公園の入口に人が見えたような気がした。見回りの警察かもしれない。慌てて折れ曲がっていたコートの裾を広げてズボンの柄を隠す。高校生だってバレて補導なんてされたら家に連れ戻れてしまう。ゲームオーバーだ。それだけは、それだけは避けなければ。

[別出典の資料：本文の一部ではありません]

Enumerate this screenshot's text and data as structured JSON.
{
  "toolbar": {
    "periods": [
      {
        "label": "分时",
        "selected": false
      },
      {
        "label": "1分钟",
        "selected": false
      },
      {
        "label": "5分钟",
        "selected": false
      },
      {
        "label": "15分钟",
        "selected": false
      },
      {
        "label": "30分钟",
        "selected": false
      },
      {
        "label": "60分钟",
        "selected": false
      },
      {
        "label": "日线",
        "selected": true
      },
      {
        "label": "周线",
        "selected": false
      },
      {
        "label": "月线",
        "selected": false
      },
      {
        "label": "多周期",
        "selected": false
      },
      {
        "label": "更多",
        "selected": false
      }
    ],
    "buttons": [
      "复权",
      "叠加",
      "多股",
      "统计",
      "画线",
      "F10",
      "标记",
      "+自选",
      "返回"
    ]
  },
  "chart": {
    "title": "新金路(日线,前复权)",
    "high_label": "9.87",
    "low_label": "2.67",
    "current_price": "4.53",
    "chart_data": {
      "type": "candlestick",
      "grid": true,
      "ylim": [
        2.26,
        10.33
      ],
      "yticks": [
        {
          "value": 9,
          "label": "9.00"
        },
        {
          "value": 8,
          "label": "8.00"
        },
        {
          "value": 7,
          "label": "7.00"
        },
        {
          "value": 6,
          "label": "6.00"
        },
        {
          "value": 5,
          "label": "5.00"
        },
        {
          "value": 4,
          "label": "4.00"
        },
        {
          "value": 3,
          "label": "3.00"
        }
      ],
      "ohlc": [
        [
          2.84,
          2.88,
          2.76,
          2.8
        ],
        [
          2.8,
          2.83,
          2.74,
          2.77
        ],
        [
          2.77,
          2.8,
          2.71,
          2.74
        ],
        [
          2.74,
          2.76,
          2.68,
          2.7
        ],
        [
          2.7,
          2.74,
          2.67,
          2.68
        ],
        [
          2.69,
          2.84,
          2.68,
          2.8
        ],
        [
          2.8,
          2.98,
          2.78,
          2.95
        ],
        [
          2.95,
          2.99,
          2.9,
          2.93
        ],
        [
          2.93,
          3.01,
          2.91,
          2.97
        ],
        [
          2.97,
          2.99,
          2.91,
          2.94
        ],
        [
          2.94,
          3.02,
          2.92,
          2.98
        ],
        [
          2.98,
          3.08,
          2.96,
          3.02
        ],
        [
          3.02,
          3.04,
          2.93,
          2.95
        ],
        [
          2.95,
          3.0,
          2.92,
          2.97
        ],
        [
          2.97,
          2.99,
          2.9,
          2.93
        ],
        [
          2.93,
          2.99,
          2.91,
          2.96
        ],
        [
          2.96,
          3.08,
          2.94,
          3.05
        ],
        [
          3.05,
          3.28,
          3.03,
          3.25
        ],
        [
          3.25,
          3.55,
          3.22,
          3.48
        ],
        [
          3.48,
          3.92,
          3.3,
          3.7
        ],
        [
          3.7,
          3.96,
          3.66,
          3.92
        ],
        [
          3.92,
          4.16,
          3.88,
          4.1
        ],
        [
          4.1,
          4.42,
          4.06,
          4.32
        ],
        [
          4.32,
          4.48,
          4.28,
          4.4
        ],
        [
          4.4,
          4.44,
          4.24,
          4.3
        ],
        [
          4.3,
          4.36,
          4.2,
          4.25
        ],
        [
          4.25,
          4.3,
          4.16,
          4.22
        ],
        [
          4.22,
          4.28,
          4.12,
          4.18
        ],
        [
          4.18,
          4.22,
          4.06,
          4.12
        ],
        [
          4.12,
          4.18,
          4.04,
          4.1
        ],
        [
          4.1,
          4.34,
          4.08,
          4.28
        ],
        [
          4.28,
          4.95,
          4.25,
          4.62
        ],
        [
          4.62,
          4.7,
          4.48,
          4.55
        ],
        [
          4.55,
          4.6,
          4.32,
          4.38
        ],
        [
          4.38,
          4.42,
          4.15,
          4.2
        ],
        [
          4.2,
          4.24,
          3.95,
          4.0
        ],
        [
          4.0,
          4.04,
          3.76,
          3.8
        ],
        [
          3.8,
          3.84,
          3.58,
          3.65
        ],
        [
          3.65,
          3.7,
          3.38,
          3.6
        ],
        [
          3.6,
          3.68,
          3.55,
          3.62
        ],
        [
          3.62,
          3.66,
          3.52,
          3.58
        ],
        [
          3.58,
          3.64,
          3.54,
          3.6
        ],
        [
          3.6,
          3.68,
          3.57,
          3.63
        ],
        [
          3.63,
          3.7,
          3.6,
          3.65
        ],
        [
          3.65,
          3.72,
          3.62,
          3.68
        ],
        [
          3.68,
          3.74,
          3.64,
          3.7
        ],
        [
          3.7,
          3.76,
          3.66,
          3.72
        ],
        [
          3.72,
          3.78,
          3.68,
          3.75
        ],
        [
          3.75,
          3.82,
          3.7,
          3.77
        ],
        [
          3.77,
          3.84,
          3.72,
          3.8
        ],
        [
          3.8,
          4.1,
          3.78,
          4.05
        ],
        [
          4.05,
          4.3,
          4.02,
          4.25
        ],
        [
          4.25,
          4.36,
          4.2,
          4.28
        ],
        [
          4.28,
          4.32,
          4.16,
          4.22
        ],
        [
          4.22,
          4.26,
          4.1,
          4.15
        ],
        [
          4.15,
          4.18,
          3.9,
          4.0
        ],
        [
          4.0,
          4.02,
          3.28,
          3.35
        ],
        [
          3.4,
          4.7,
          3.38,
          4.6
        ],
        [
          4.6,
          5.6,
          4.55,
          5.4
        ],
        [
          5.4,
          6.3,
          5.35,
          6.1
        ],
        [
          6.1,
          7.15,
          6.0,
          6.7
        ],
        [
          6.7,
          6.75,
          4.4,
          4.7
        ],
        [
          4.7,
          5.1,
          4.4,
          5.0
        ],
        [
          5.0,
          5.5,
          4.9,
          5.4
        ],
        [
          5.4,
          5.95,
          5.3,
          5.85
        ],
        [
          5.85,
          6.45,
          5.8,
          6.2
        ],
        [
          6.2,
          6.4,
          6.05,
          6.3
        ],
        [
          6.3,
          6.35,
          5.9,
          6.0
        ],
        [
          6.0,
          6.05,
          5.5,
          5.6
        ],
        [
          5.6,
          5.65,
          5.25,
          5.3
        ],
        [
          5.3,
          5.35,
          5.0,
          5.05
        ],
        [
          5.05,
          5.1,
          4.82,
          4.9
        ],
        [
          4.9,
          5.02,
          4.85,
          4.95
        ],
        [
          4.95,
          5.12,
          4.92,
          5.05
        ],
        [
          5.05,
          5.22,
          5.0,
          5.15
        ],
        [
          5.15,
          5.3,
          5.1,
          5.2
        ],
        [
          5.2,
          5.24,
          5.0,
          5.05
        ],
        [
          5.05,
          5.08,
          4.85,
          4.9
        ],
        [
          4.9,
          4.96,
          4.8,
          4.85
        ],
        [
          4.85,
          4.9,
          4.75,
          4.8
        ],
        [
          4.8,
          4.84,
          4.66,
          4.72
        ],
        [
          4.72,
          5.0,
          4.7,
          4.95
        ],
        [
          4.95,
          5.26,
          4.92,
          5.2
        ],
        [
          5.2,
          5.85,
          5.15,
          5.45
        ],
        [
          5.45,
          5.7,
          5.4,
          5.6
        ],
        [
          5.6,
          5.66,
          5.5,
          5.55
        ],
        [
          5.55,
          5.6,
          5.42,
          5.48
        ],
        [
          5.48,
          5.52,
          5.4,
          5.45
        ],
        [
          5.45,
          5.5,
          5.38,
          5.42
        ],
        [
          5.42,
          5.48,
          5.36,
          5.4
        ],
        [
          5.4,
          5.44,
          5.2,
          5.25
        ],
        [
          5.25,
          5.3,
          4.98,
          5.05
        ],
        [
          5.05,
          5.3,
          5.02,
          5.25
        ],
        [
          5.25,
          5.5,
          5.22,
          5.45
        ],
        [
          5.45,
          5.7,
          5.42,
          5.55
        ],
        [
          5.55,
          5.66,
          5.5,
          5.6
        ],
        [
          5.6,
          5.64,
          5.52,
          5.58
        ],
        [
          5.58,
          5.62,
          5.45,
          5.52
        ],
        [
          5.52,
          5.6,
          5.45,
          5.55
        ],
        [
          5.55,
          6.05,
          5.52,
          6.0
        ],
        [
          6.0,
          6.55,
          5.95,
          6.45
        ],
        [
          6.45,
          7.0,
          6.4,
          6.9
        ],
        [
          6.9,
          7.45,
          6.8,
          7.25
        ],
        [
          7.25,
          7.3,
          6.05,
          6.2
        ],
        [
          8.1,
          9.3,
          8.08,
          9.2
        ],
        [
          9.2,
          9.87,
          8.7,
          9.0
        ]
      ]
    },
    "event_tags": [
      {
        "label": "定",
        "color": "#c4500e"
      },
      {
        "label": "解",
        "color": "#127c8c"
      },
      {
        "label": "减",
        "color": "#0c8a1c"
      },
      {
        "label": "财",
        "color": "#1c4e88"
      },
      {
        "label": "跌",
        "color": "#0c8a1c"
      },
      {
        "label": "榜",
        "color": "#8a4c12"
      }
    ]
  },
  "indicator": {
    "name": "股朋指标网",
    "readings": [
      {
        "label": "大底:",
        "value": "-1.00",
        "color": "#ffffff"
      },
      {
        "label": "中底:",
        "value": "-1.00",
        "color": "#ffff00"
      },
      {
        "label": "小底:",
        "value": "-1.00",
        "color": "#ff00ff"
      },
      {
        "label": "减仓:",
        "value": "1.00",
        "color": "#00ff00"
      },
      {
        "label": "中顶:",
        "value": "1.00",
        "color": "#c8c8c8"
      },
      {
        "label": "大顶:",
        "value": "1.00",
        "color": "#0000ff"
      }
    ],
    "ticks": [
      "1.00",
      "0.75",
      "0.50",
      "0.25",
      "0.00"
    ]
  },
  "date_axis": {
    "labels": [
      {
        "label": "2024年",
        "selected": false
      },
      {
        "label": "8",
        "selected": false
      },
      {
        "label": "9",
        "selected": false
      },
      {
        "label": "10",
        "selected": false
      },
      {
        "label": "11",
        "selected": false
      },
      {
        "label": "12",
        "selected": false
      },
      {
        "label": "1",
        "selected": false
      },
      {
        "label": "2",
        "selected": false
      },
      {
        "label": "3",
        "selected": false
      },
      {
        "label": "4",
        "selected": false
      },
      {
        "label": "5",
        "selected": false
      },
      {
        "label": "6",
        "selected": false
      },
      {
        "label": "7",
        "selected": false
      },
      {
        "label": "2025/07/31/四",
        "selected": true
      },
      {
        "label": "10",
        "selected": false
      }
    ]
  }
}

入口に見えた人影はこっちに向かっている。まずい、気づかれたかもしれない。思わず身体が強ばる。やばい、どうしよう。補導だけは、補導だけは、嫌だ。家にはもう、もう家なんか。
その時、手元のスマホがピコンとなった。
『今着いたよ』
例の人からのメッセージだった。
…………なんだ。
よかった、ひとまず警察じゃなくて…
「ふぅ…」
小さく息を着く。
目の前に見える人はどんどんこっちに近づいてきて、どうやらこっちに手を振っているようだった。慌てて駆けつける。
「君が、『N』くん、だね?」
目の前の男の人は…何歳なのだろう、暗くて良く顔は見えないが、声だけ聞くと、40代ぐらいに感じる。
「はい、そうです。『シャクヤク』さん、ですよね」
「ええ、そうだよ」
目の前の男は小さく笑っていた。何が面白いのか分からないけれど。
「ずっと公園で待つのは寒かっただろう?あそこのコンビニで肉まんを買ってあげよう」
「あ、ありがとうございます」
…よかった、あまり悪い人には聞こえない。
「家出は初めてなんだろう?母親の暴力から逃げてきたんだってね。もう大丈夫だよ。おじさんの家は安全だからねぇ。あ、GPS切った?」
「は、はい。切ってます」
「よし。じゃ、寒いし早く行こっか」
「…はい」
顔が見えない男はずんずんと歩き出した。慌てて俺もついていく。
公園を出ると、少しは街灯があるから何も無い公園よりは明るい。目の前を早歩きで歩いている男は、白髪混じりで紺のダウンジャケットを着ている中年だった。
「あ、それとさ」
目の前の男は足を止めた。
「はい」
そう返事すると、男はゆっくりと振り返った。
「今日から俺は君の父親だからさ、パパって呼んでね。あとその敬語やめて、親子みたいに馴れ馴れしく話してよ。分かった?」
…………。
まぁ、そうだよな。これが俺の、踏み入れた世界なんだよな。何となく、覚悟はしてたよ。分かってたよ。母親と離れるってことがどういうことか。母親に頼らずに生きていくためには何が必要なのか。だけど、いざ目の前にすると。目の前にすると…
気持ち悪い。
「分かったよ、パパ!」
それでも俺は、生きたかったんだ。